The extent of this is rarely witnessed in every day life. We all go about our normal days not thinking for a moment about the choices that we made that got us here, or what actions of others may have had influence on the cheese sandwich I am about to eat. Such things as what if the baker had not turned up for work to prepare the bread, or if my alarm had not gone off to get me out of bed to get the bread.

Let’s be real here for a moment, think about this for too long and it is likely anyone will end up confused, not just a blonde like myself. But this was all brought to the forefront of my mind last weekend.

Let’s begin the story, Sunday morning of a bank holiday weekend. Picture layers. Layer 1: Girlfriend hungry to see new areas of England on front seat of car, Layer 2: camera, sandwiches and emergency M&M’s on back seat. Layer 3: suitcase, Wellington boots and umbrella for two in the boot and off we go.

 

Butterfly effect day 1 – The missing cable

As we got closer to the north of England, the annoying beep from my GPS was reminding me again that the charging cable was sat on the kitchen table. With navigation now reduced to the old fashioned way, that is asking HER to ask for directions, little did I know this would result in my own personal French tourist leading us to a train station, a second hand bookshop, a derelict castle, countless sheep, a nice farmer, a man walking his dog and a couple of Dutch tourists, before eventually finding ourselves on a beach  by Dunstanburgh castle in time for sunset and photos.

 


Butterfly effect day 2 – The missing shoe

Picture a night out, maybe a bunch of girls getting very drunk and one losing a shoe. Someone finds the shoe and places it on top of a red post box for safety. Now the next morning the shoe catches the eye of a travelling couple who in turn catches the eye of self professed Geordie war veteran who wonders why anyone is so interested in a shoe. This leads to a conversation  about a statue of Queen Victoria and why she was neither facing the town hall nor the church and in the process totally confusing a poor French girl with all sorts of new words and phrases usually reserved for the north.

 

All this got me thinking, what were the events that took place for the two of us to find each other. In this big wide world, with so many things going on in everyone’s lives, what are the chances that two people that are so right for each other meet up at all. It has to make you wonder a lot about fate. Good things will eventually happen to good people given enough time and enough patience.

 

The butterfly effect in all its beauty


The bridge of love

  

The French love their bridges. Really, everywhere you look there are postcards and paintings of these beloved treasures. They light them up and decorate them. A timeless love affair. It is very fitting therefore that the one we found around Notre Dame was a true bridge of love. Could this be the most romantic spot on the planet?

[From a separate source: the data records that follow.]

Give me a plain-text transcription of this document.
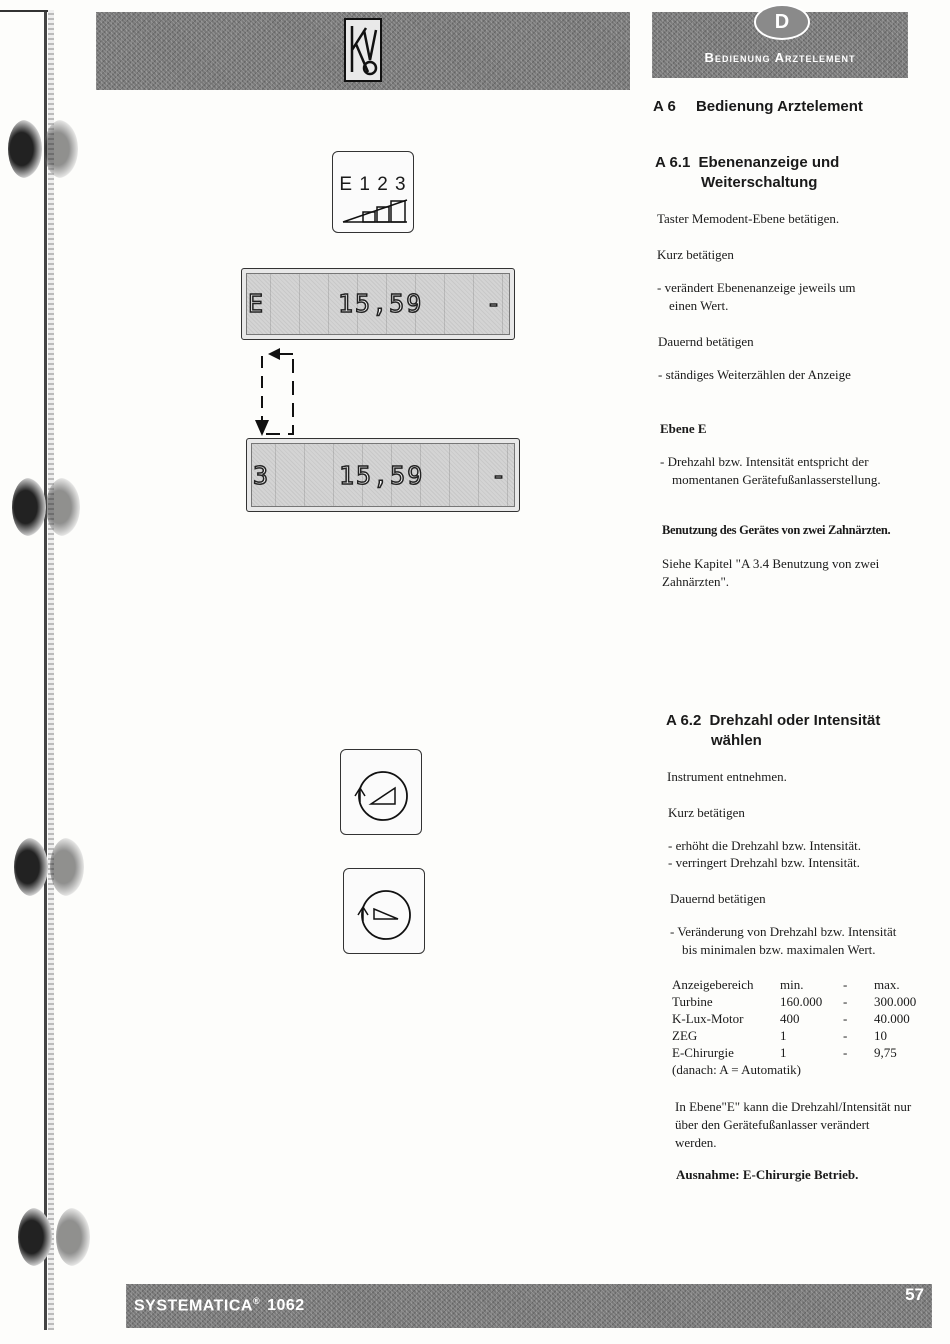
D
Bedienung Arztelement
A 6 Bedienung Arztelement
A 6.1 Ebenenanzeige und
Weiterschaltung
Taster Memodent-Ebene betätigen.
Kurz betätigen
- verändert Ebenenanzeige jeweils um
einen Wert.
Dauernd betätigen
- ständiges Weiterzählen der Anzeige
Ebene E
- Drehzahl bzw. Intensität entspricht der
momentanen Gerätefußanlasserstellung.
Benutzung des Gerätes von zwei Zahnärzten.
Siehe Kapitel "A 3.4 Benutzung von zwei
Zahnärzten".
A 6.2 Drehzahl oder Intensität
wählen
Instrument entnehmen.
Kurz betätigen
- erhöht die Drehzahl bzw. Intensität.
- verringert Drehzahl bzw. Intensität.
Dauernd betätigen
- Veränderung von Drehzahl bzw. Intensität
bis minimalen bzw. maximalen Wert.
Anzeigebereich	min.	-	max.
Turbine	160.000	-	300.000
K-Lux-Motor	400	-	40.000
ZEG	1	-	10
E-Chirurgie	1	-	9,75
(danach: A = Automatik)			
In Ebene"E" kann die Drehzahl/Intensität nur
über den Gerätefußanlasser verändert
werden.
Ausnahme: E-Chirurgie Betrieb.
E 1 2 3
E	15,59	-
3	15,59	-
SYSTEMATICA® 1062
57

Pont de l’Archevêché (Archbishop’s Bridge) is the narrowest road bridge in Paris, but arguably one that caries the most traffic, not of cars but of love and hope. The idea is simple. Two lovers write their names on a padlock, attach it to the bridge and throw the key into the river Seine. It is referred to as a Love Padlock.

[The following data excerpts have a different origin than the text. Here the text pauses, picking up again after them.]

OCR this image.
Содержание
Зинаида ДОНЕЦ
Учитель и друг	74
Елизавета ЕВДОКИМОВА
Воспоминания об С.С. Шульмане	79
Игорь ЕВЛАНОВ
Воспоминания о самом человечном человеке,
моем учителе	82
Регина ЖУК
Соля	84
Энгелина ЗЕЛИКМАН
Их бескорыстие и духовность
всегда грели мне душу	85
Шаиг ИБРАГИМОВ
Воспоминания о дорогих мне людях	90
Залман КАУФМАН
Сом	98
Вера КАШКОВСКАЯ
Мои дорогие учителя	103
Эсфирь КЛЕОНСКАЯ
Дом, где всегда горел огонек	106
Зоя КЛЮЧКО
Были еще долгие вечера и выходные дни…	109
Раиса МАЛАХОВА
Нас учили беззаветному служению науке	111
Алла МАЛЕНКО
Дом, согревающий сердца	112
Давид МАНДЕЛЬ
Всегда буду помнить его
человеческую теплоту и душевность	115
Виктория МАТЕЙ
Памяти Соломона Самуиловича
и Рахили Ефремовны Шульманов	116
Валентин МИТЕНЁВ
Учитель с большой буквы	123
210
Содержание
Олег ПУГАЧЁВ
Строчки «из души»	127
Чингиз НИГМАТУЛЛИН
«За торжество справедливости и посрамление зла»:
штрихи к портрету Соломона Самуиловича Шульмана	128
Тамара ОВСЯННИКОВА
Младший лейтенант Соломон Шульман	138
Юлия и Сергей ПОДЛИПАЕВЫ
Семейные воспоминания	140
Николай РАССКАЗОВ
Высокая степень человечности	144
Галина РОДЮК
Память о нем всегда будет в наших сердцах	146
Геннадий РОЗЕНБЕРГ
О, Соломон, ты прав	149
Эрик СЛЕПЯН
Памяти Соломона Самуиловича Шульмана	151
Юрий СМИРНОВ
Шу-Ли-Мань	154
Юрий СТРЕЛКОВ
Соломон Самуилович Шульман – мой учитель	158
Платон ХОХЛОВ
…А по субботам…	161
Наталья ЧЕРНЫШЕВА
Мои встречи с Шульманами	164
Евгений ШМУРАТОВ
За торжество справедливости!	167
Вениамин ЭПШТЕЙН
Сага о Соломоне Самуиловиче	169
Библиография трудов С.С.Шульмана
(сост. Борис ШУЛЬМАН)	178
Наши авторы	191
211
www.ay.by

As I stood there with my girl, both looking at all the locks couples had left behind and some truly romantic stories we both thought the same things.
1. Why didn’t we bring a padlock to do the same and 2. Where are they now?

Some of the padlocks date back at least 10 years. I suspect some much further, but only the well prepared had their names engraved so time would not fade the writing. One in particular stood out, ‘Pètá a Pavel 9.12.2001′ Over 10 years ago they secured their love at this very spot and sent the key into the depths of the river. Wouldn’t you like to know their story? Quite frankly, I would!

 

More recently “Big boo” proposed to “Little Boo”. She must have said yes as there is a follow up padlock telling the world. I am not usually moved by this kind of thing but I have to say it was very touching. Who said men can’t be romantic?

As the mood on that bridge was so perfect we did what any slightly romantic couple would have done. We kissed, for what seemed a lifetime, at least long enough to become accidental love icons to a senior couple that was taking their own photo of the bridge. As I am now sitting in my kitchen writing this post, I am trying to imagine on what fridge or what photo album our perfect kiss will end up on…

With Paris often being described as the world’s most romantic city it is hard sometimes to see past the crowds and turmoil. The magic started as we were walking in the most ancient part of the city, the Ile de la Cité, where Paris was born and grew from. The little stone bridge, on a grey and rainy day, suddenly became the most romantic spot in the world’s most romantic city.